15th C. | Printing Technology Spreads Causing Societal Change


13. Auditing the First 50 years of Printing History

In Konrad Haebler's Typenrepertorium der Wiegendrucke, 1905, he reported on the styles and amounts of type used in the first 50 years of printing.
... we can say roughly that in the age of incunabula, about 1,100 printers used 4,600 type founts to print 27,000 titles of books and documents.

Gothic type accounts for 79% of all types used, while Roman types represents around 19%. Besides these two major founts, Greek, Hebrew ... were created... Some 1,200 Gothic type founts were used in both Italy and Germany, and some 700 Gothic type founts in France. Most of Roman types were used by Italian printers, while only a small number of German, French and Spanish printers used Roman type. Printers in England and the Netherlands seldom or never used Roman type. Excerpt from the Japanese National Diet Library Dawn of Western Printing.

14. Printing Technology Caused Societal Change

Gutenbergs basic process remained unchanged for centuries. Within several decades typesetting technology spread across Europe. The speed with which it did so is impressive: within the first fifty years, there were over a thousand printers who set up shops in over two hundred European cities. Typical print runs for early books were in the neighborhood of two hundred to a thousand books.
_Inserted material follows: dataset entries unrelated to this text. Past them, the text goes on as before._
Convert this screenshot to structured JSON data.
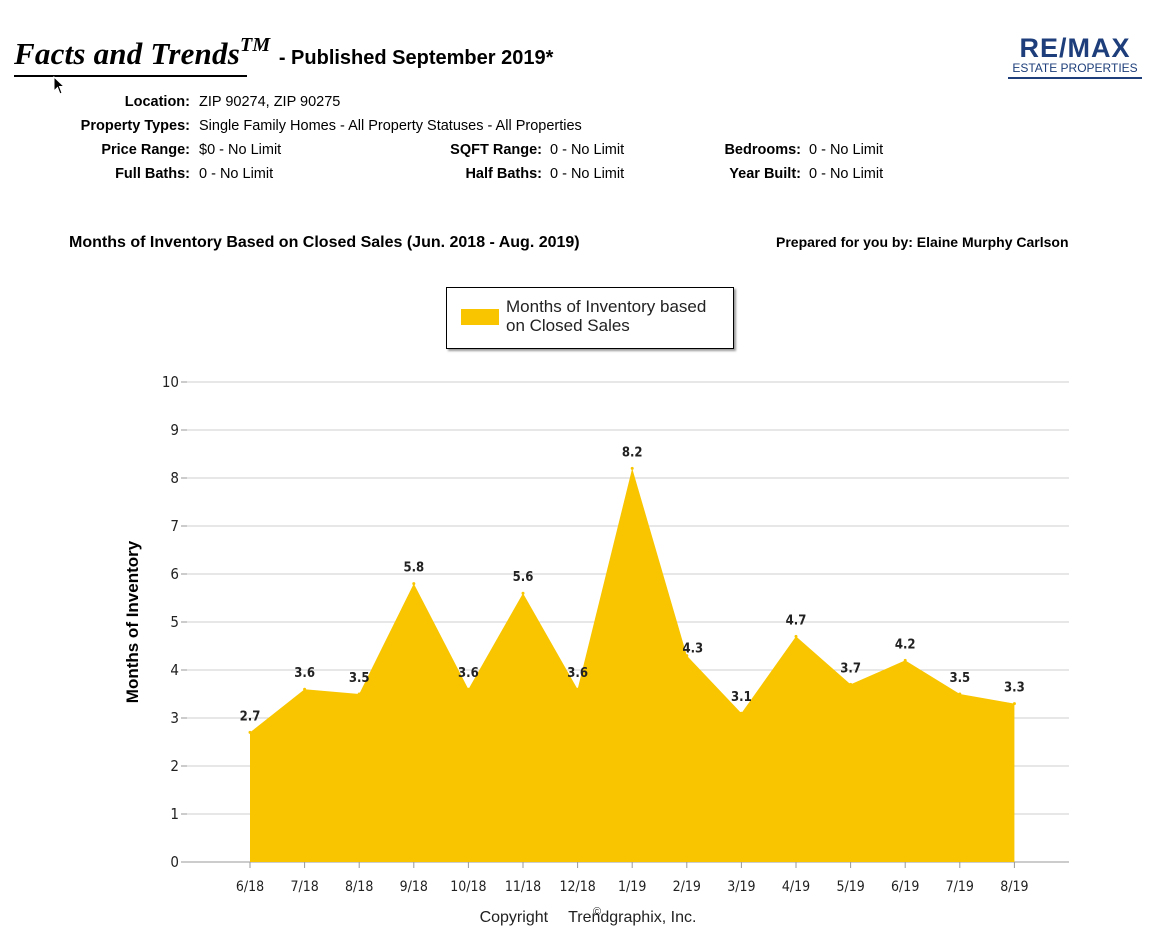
{
  "header": {
    "brand": "Facts and Trends",
    "brand_tm": "TM",
    "published": "- Published September 2019*"
  },
  "logo": {
    "main": "RE/MAX",
    "sub": "ESTATE PROPERTIES",
    "color": "#1d3e7a"
  },
  "criteria": {
    "location_label": "Location:",
    "location_value": "ZIP 90274, ZIP 90275",
    "property_types_label": "Property Types:",
    "property_types_value": "Single Family Homes - All Property Statuses - All Properties",
    "price_range_label": "Price Range:",
    "price_range_value": "$0 - No Limit",
    "sqft_range_label": "SQFT Range:",
    "sqft_range_value": "0 - No Limit",
    "bedrooms_label": "Bedrooms:",
    "bedrooms_value": "0 - No Limit",
    "full_baths_label": "Full Baths:",
    "full_baths_value": "0 - No Limit",
    "half_baths_label": "Half Baths:",
    "half_baths_value": "0 - No Limit",
    "year_built_label": "Year Built:",
    "year_built_value": "0 - No Limit"
  },
  "chart_title": "Months of Inventory Based on Closed Sales (Jun. 2018 - Aug. 2019)",
  "prepared_by": "Prepared for you by: Elaine Murphy Carlson",
  "footer": {
    "copyright_prefix": "Copyright",
    "copyright_symbol": "©",
    "copyright_suffix": "Trendgraphix, Inc."
  },
  "chart_data": {
    "type": "area",
    "categories": [
      "6/18",
      "7/18",
      "8/18",
      "9/18",
      "10/18",
      "11/18",
      "12/18",
      "1/19",
      "2/19",
      "3/19",
      "4/19",
      "5/19",
      "6/19",
      "7/19",
      "8/19"
    ],
    "series": [
      {
        "name": "Months of Inventory based on Closed Sales",
        "values": [
          2.7,
          3.6,
          3.5,
          5.8,
          3.6,
          5.6,
          3.6,
          8.2,
          4.3,
          3.1,
          4.7,
          3.7,
          4.2,
          3.5,
          3.3
        ],
        "color": "#f8c500"
      }
    ],
    "data_labels": [
      "2.7",
      "3.6",
      "3.5",
      "5.8",
      "3.6",
      "5.6",
      "3.6",
      "8.2",
      "4.3",
      "3.1",
      "4.7",
      "3.7",
      "4.2",
      "3.5",
      "3.3"
    ],
    "ylabel": "Months of Inventory",
    "xlabel": "",
    "ylim": [
      0,
      10
    ],
    "yticks": [
      0,
      1,
      2,
      3,
      4,
      5,
      6,
      7,
      8,
      9,
      10
    ],
    "grid": true,
    "legend_position": "top-center"
  }
}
Some of these first printers were artisans, while others were just people who saw an opportunity for a quick lira/franc/pound. The modern view of a classical era in which craftsmanship predominated appears unjustified to scholars: there has always been fine craft, crass commercialism, and work that combines both.

#14 Quote Source, Graphic-Design.com

Some Recorded Printer Casualties

Antoine Augereau, Parisian printer and type designer, reputedly the teacher of Garamond, hanged and burned on Christmas Eve, 1534, on (supposedly trumped up) charges of printing heretical placards.

Etienne Dolet, printer of Lyon and Paris, burned at the stake on August 3, 1546, in Paris, on charges of blasphemy, sedition, and selling prohibited books.

Martin lHomme, hanged in 1560 for printing a pamphlet against a Cardinal.